Show that if C is a positively oriented simple closed contour, then the area of the region enclosed by $C$ can be written $$\frac{1}{2i}\int_C{\bar{z}} \ dz$$

Here's what I've done:

$$\int_C{f(z)} \ dz =\int_C{(u\ dx-v\ dy)} + i\ \int_C{(v\ dx+ u\ dy)} $$

$$=\int_C{P\ dx +Q\ dy} $$

$$= \iint_R{(Q_x-P_y)\ dA} $$

$$= \iint_R{(-v_x-u_y)\ dA}\ +i\iint_R{(u_x-v_y)\ dA} $$

Here: $f(z) = \bar{z} \ =x-iy \ = u+iv$

Cauchy-Riemann: $u_x = 1$, $v_y=-1$, and $u_y=0=v_x$

then,

$$\int_C{\bar{z}}\ dz = \iint_R{(0)\ dA}\ +i \iint_R{(1-(-1))\ dA} $$

$$=2i\ \iint_R{1\ dA} $$

— and I guess from here, the integration of has me a confused because the final answer is $$\frac{1}{2i}\int{\bar{z}\ dz}$$

but I'm not sure why the $2i$ flips?

## Best Answer

As $f(z):=\bar z$ is not analytic, CR has no place here.
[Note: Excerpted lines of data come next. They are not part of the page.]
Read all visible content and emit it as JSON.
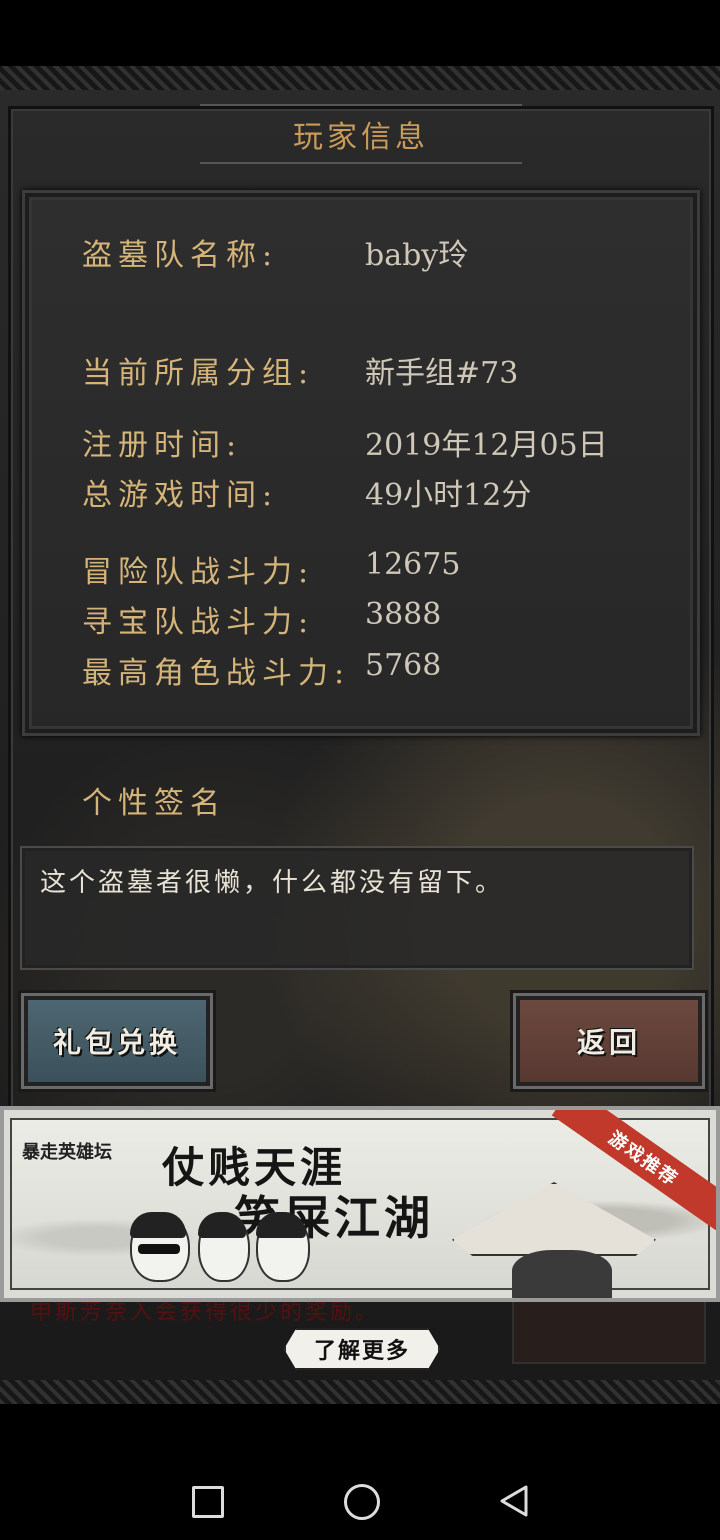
{
  "panel": {
    "title": "玩家信息"
  },
  "player_info": [
    {
      "label": "盗墓队名称:",
      "value": "baby玲"
    },
    {
      "label": "当前所属分组:",
      "value": "新手组#73"
    },
    {
      "label": "注册时间:",
      "value": "2019年12月05日"
    },
    {
      "label": "总游戏时间:",
      "value": "49小时12分"
    },
    {
      "label": "冒险队战斗力:",
      "value": "12675"
    },
    {
      "label": "寻宝队战斗力:",
      "value": "3888"
    },
    {
      "label": "最高角色战斗力:",
      "value": "5768"
    }
  ],
  "signature": {
    "title": "个性签名",
    "text": "这个盗墓者很懒，什么都没有留下。"
  },
  "buttons": {
    "gift_redeem": "礼包兑换",
    "back": "返回"
  },
  "ad": {
    "brand": "暴走英雄坛",
    "line1": "仗贱天涯",
    "line2": "笑屎江湖",
    "ribbon": "游戏推荐",
    "behind_text": "申斯芳奈入会获得很少的奖励。",
    "learn_more": "了解更多"
  },
  "colors": {
    "label": "#d5b47a",
    "value": "#cfc7b8",
    "title": "#c99a58",
    "gift_button": "#4f6873",
    "back_button": "#6e4a40",
    "ad_ribbon": "#c0392b"
  },
  "icons": {
    "nav_recent": "square-icon",
    "nav_home": "circle-icon",
    "nav_back": "triangle-back-icon"
  }
}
But Green's theorem indeed helps: $$\eqalign{\int_C\bar z\>dz&=\int_C(x-iy)\>(dx+idy) =\int_C\bigl(\,(x-iy)\>dx+(ix+y)dy\,\bigr)\cr&=\int_C(P\>dx+Q\>dy)\cr}$$ with $P=x-iy$ and $Q=ix+y$. Greens theorem then says that $$\int_C\bar z\>dz=\int_R(Q_x-P_y)\>{\rm d}(x,y)=\int_R 2i\>{\rm d}(x,y)=2i\>{\rm area}(R)\ .$$